Burying the baggage of our past, I combed through our visit to the market, then to the bar—Rex, Lav, Manny, Claude, every detail that I could remember.
And then, the second time through rehashing it all, when my memory snagged on Manny, my words died away.
He’d been the last to see her. The one to escort her out, according to Claude.
The realization settled in my chest, a cloak of fear.
“He mentioned something.” I glanced up at Rina. “There’s a bounty on you, right?”
Her lips pursed into a thin line.
“House of Lust?”
She nodded.
That calcified it.
Manny, who’d bought everyone’s drinks tonight, an uncharacteristic occurrence, judging by the bartender’s reaction.
Manny, who was upset that his sister was getting involved with the Seven Sons.
Who’d handed over one sister, thinking that she was the other.
“What if one of the vampires called in that bounty?” I said, my body vibrating with the sudden certainty of it. “Is it possible they took her, thinking she was you?”
Rina cursed, then stabbed her knife into the edge of the table.

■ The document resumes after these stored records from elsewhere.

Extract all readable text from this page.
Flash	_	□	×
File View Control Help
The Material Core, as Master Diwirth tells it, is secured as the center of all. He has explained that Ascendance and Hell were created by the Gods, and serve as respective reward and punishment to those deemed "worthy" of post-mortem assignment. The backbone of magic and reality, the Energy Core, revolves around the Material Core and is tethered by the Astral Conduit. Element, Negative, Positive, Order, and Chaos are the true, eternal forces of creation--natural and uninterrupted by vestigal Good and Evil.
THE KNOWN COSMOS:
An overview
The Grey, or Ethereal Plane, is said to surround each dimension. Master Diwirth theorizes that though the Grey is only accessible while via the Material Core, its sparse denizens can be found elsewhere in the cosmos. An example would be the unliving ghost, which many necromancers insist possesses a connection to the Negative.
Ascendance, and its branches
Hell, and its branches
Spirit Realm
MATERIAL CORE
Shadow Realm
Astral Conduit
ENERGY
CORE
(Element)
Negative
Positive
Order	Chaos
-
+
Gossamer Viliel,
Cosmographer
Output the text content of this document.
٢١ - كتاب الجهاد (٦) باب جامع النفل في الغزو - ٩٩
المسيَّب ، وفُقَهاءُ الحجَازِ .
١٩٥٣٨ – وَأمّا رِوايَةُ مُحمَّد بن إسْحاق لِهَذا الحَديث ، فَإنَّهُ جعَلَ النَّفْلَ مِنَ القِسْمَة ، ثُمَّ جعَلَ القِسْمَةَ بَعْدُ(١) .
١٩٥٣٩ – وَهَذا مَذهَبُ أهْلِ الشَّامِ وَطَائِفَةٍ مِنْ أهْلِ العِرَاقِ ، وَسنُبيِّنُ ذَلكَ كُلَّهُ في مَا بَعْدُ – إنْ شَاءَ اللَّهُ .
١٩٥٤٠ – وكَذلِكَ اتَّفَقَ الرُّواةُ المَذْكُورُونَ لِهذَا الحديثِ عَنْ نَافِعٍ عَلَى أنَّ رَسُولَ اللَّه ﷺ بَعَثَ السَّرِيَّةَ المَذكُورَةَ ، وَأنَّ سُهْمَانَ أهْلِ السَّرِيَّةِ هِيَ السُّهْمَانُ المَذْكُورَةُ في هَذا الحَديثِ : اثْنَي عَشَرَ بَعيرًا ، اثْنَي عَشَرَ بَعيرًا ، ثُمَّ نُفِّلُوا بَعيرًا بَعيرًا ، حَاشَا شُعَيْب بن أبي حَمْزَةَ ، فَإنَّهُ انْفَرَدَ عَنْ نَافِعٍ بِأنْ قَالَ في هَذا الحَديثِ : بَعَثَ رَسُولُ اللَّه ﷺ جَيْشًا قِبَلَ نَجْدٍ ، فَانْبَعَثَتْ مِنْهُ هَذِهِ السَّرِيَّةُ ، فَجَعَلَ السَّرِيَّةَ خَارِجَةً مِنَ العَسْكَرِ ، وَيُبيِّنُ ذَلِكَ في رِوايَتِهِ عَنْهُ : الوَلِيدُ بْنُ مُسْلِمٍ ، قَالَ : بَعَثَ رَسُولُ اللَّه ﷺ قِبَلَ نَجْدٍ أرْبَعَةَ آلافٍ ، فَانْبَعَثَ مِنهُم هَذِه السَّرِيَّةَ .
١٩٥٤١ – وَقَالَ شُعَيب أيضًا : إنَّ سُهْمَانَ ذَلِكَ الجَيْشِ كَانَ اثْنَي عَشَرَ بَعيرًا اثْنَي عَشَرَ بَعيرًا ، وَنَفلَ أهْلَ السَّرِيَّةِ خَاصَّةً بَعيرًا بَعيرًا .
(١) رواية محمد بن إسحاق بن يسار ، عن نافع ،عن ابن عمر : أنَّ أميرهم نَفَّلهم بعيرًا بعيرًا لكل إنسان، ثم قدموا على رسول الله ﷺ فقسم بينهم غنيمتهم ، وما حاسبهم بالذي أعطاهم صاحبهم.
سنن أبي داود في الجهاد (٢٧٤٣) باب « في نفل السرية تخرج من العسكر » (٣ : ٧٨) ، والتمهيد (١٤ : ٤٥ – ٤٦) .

Her fingers shook—with rage, with fear, maybe both.
“Stay here,” she said, then shot me a look when I started to argue. “I mean it, Mareena. Do you want my help?”
I nodded.
“Then do not leave this property. I need to get in touch with Danvers to see what resources he’ll let me take. This war’s been brewing between Wrath and Lust for a while now, and Danvers is hungry for blood. If I can frame it properly—as a reason to escalate things—then we might stand a chance with Wrath’s backing. Otherwise, we don’t have any shot at getting her out alive.” Her eyes were wide, pleading, and I thought, for a moment, that I saw a flicker of the old Rina in their depths. “I’ll come back for you. I promise. If all goes well, we’ll head out at dawn.”